11 septembre - 24ème dimanche du Temps ordinaire

Les chemins de l'Espérance
Père Antoine Louis de Laigue

UNE FIGURE HUGOLIENNE DE LA MISÉRICORDE

   Victor Hugo est un chercheur de Dieu et un immense écrivain dont notre pays peut être fier. Non baptisé, Dieu est pourtant le sujet de nombre de ses poèmes. Deux jours avant sa mort, il exprime la douloureuse tension qui le travaille : « Je donne cinquante mille francs aux pauvres, je désire être porté au cimetière dans leur corbillard, je refuse l'oraison de toutes les Eglises, je demande une prière à toutes les âmes, je crois en Dieu. »
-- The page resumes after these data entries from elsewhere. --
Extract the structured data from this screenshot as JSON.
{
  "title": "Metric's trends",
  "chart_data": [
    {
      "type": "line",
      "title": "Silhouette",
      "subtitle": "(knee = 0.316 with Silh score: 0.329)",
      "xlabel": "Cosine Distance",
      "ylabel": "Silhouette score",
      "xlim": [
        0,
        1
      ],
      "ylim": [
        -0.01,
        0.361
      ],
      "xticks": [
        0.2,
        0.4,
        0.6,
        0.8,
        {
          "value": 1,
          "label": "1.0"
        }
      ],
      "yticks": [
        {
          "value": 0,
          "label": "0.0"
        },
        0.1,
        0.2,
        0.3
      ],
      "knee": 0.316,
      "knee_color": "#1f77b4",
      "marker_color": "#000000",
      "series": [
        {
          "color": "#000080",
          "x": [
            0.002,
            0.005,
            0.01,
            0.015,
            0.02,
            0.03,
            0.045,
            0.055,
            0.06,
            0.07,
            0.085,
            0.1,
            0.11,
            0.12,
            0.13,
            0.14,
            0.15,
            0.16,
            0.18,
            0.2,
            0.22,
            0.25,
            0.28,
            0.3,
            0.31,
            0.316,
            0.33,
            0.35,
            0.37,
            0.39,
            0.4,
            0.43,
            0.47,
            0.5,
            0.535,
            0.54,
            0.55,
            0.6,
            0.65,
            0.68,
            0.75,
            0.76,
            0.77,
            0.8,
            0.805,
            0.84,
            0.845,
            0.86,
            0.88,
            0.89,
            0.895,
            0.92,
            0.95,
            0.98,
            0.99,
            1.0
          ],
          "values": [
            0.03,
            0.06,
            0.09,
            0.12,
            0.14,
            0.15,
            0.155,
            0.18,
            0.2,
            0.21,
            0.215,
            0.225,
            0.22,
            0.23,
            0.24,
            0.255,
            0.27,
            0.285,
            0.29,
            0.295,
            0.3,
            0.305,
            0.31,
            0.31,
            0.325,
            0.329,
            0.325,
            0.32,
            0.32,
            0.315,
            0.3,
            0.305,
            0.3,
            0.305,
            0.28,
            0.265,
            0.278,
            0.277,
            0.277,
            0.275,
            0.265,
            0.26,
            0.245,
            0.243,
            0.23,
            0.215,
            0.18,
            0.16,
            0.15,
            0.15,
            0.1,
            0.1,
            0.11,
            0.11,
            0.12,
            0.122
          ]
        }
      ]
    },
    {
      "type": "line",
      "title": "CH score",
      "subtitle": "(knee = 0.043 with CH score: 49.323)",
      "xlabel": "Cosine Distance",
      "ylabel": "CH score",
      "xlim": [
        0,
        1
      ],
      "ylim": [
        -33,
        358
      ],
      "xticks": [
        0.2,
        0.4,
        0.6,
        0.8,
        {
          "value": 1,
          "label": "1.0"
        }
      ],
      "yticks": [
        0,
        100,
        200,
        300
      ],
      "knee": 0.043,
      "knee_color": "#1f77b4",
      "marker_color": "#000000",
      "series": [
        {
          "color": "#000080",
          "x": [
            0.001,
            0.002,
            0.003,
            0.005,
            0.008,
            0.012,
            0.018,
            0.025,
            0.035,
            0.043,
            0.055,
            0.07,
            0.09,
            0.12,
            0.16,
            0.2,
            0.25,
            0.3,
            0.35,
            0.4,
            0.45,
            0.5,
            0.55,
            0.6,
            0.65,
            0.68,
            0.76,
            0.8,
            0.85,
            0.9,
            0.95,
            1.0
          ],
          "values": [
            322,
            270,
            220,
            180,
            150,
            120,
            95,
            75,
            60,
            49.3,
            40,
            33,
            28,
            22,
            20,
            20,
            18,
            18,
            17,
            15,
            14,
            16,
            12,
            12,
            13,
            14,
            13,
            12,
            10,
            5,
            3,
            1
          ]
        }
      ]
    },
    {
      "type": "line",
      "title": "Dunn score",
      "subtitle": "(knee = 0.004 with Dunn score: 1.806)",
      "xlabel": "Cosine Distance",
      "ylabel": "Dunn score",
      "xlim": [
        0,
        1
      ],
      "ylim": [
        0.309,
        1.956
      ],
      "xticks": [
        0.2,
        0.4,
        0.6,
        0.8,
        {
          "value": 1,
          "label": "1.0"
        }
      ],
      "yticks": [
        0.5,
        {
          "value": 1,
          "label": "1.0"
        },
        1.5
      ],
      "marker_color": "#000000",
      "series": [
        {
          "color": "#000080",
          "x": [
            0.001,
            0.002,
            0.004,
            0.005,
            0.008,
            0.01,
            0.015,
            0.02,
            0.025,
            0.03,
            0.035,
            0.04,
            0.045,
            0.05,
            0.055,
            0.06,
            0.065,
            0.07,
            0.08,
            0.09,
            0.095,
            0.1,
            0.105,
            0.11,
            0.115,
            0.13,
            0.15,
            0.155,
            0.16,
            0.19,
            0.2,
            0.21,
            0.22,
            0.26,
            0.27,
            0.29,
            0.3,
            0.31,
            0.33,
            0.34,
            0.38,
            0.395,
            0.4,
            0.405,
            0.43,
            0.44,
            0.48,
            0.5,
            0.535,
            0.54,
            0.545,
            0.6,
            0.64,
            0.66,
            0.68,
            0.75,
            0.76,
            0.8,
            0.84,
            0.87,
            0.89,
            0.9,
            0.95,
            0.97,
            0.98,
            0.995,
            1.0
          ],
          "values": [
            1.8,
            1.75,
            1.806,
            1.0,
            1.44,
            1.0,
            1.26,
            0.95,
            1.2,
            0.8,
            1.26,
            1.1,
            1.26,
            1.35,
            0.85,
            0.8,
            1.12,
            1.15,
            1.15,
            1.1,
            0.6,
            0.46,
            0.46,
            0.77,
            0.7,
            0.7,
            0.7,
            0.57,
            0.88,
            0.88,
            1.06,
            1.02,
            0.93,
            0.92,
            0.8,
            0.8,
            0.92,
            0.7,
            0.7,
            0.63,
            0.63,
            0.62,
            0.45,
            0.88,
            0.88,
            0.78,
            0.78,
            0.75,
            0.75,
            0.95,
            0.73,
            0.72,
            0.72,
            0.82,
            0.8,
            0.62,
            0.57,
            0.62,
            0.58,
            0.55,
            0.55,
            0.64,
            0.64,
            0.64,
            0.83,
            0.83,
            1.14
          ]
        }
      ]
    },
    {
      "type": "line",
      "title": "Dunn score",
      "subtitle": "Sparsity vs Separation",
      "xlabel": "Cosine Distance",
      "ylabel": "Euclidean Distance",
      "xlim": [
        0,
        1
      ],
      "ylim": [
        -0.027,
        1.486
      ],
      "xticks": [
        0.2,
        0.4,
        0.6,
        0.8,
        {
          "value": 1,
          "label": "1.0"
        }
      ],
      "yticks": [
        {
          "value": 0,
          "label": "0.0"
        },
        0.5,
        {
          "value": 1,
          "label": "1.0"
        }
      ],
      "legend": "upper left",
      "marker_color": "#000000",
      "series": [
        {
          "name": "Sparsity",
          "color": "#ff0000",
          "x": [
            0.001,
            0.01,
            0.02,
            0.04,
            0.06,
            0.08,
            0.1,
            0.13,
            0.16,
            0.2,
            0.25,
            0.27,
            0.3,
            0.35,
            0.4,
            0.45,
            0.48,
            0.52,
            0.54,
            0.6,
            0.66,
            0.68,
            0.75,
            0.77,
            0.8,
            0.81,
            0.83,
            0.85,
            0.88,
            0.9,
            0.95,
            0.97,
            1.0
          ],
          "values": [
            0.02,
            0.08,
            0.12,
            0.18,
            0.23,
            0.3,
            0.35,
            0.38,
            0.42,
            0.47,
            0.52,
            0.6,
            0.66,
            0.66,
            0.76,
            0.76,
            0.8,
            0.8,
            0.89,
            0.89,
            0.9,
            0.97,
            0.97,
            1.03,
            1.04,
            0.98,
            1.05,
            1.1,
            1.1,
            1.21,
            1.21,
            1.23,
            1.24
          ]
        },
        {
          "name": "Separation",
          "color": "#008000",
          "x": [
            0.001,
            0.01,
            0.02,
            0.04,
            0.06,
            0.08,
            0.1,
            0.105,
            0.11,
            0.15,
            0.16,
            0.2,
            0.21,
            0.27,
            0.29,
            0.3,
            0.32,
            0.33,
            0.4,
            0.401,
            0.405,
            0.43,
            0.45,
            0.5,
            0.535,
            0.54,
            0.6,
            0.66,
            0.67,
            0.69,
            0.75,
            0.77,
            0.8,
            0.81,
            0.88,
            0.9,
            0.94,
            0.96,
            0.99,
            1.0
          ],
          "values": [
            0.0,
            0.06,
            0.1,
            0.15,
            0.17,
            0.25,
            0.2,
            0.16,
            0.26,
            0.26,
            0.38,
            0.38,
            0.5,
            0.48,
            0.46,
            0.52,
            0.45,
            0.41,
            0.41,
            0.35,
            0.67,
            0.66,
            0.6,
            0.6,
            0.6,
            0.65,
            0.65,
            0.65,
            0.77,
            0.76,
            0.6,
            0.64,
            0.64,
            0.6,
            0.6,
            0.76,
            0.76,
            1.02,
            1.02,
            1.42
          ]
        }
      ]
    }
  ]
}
   Volontiers anticlérical à ses heures, il nous livra pourtant le magnifique portrait de Monseigneur Bienvenu, évêque de Dignes au début des Misérables. Michelet lui-même n’en décolérait pas : « Comment ! Il a fait un évêque estimable et un couvent intéressant ! » (cité par les frères Goncourt, chronique du 29 juillet 1862).

   Nous connaissons bien l’histoire : Jean Valjean, relâché du bagne après dix-neuf ans, cherche un soir l’hospitalité à Dignes où toutes les portes se ferment car la rumeur l’a déjà précédé. On indique alors à l’homme affamé le modeste logement épiscopal. Mgr Charles-François-Bienvenu Myriel l’accueille, partage son repas et apprête une chambre. Mais au matin, le visiteur a disparu avec les couverts en argent, unique luxe de cette maison. L’évêque n’est pas surpris. Mme Magloire, la servante, est seule contrariée. La réaction du prélat, lorsque les gendarmes ramènent le voleur, est restée célèbre : « Ah vous voilà ! Je suis aise de vous voir. Eh bien, mais, je vous ai donné les chandeliers aussi, qui sont en argent comme le reste. Pourquoi ne les avez-vous pas emportés avec vos couverts ? ».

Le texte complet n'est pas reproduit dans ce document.